February 12: Walter Van Brunt starts Duluth’s first phone company

On this day in Duluth in 1881, Walter Van Brunt, H. C. Kendell and C. H. Graves established the Duluth Telephone Company. Van Brunt, whose name Zenith City reader’s may recognize as a Duluth historian, had attended the Philadelphia Centennial Exhibition in 1880 where he saw a display of “electric speaking telephones” by Alexander Graham Bell. Van Brunt worked for C. H. Graves, a founder of Duluth Board of Trade, and his duties included insuring grain in Duluth’s elevators. It was ten blocks from his office to Elevator A at the base of Third Avenue East, and he had to walk there and back twice a day, first to gather receipts and then to deliver insurance policies.

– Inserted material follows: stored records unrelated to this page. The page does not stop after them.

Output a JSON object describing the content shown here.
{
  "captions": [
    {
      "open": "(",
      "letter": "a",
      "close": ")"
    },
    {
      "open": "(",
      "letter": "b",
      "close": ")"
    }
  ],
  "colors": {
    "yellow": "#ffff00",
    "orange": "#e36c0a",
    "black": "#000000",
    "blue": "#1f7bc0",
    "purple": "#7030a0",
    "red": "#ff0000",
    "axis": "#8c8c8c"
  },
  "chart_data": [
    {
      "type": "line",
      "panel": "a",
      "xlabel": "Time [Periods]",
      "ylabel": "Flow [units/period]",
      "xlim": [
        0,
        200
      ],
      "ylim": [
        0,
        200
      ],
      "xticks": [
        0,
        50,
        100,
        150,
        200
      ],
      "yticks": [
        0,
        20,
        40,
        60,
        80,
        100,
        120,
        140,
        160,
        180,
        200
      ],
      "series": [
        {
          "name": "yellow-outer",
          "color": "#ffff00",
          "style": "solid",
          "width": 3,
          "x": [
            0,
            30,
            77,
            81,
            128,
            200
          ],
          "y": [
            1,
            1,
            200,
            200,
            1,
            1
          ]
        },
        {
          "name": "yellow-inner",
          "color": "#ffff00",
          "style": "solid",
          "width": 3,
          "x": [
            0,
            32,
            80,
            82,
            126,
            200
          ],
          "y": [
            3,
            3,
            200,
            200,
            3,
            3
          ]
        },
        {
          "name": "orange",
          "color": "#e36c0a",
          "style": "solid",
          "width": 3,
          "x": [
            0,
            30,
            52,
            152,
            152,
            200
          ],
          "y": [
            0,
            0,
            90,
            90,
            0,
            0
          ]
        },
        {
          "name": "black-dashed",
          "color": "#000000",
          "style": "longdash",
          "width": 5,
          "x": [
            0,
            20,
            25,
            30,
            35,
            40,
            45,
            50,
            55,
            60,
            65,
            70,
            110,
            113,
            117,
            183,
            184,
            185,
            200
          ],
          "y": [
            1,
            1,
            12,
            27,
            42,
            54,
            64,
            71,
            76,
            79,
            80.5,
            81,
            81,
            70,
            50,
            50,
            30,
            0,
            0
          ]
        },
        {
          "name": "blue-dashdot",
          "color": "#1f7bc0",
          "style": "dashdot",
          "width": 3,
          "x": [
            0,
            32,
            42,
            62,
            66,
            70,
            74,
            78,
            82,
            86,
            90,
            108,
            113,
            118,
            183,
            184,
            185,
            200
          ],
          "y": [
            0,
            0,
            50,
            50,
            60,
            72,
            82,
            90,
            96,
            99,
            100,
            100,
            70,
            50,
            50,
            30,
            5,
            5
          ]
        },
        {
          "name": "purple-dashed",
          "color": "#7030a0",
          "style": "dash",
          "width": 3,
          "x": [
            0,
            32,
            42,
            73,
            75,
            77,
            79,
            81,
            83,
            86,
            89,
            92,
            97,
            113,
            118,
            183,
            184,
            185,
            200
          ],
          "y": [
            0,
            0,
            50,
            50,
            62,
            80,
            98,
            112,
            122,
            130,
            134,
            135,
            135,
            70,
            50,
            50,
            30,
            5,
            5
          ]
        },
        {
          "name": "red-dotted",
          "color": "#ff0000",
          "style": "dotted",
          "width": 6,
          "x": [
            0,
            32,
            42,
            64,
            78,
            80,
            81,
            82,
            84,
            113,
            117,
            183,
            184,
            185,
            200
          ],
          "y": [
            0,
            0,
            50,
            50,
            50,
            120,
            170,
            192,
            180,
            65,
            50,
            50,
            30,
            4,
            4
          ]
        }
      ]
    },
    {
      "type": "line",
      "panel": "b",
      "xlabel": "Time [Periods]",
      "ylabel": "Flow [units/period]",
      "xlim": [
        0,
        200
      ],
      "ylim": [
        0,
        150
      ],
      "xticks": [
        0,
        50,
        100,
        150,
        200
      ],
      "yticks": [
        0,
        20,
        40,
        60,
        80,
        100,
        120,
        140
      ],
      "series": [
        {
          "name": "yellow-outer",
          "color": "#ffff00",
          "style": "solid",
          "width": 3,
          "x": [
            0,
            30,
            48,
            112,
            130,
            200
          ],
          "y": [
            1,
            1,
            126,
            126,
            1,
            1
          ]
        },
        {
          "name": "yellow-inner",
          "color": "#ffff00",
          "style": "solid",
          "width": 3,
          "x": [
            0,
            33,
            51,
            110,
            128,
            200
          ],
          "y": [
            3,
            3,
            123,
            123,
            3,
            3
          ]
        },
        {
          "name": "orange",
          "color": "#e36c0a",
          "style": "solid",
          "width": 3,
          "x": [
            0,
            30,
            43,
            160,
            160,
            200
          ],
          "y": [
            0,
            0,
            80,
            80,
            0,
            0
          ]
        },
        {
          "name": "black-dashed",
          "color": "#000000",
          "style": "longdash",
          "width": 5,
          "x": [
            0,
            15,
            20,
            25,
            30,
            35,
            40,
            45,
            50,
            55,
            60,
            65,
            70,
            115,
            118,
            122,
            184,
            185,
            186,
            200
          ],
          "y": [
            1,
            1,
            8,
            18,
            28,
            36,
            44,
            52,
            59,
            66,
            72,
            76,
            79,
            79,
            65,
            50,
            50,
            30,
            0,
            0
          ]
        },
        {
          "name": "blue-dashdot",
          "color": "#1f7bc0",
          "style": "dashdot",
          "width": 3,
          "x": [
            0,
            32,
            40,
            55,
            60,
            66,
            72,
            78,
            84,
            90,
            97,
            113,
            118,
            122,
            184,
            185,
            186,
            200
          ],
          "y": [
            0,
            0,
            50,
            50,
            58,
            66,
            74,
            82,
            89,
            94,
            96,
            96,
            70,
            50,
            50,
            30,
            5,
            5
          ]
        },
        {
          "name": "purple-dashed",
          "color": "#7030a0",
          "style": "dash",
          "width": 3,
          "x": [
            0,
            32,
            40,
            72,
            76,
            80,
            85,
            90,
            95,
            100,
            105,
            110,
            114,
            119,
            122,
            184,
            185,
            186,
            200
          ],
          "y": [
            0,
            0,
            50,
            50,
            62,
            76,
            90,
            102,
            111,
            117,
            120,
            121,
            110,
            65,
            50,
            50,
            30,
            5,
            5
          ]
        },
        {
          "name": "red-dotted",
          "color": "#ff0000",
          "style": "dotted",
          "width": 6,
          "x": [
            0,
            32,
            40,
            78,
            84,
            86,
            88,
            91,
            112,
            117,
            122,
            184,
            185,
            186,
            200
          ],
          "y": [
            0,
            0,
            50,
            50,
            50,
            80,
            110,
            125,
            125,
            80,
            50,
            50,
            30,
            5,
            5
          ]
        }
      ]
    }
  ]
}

In 1880, he installed a telephone in his office and another at Elevator A. Word was passed, and others quickly began clamoring for a connection; soon he had to add an eight-point switch. But the line to the grain terminal was too often in use, so he told his friends, he’d had enough—they’d have to walk. Graves saw an opportunity, so along with Van Brunt and Kendell started Duluth Telephone. They hit the ground with 15 customers and $10,000 in capital; a year later they had 30 customers. As the century ended, Duluth Telephone had 753 customers and a competitor, Zenith Telephone; ten years later, there were 8,000 phones in Duluth. In 1918 both companies were purchased by the Northwestern Telephone Exchange Company, which became Northwestern Bell in 1921.

The telephone patented in 1881 by Alexander Graham Bell.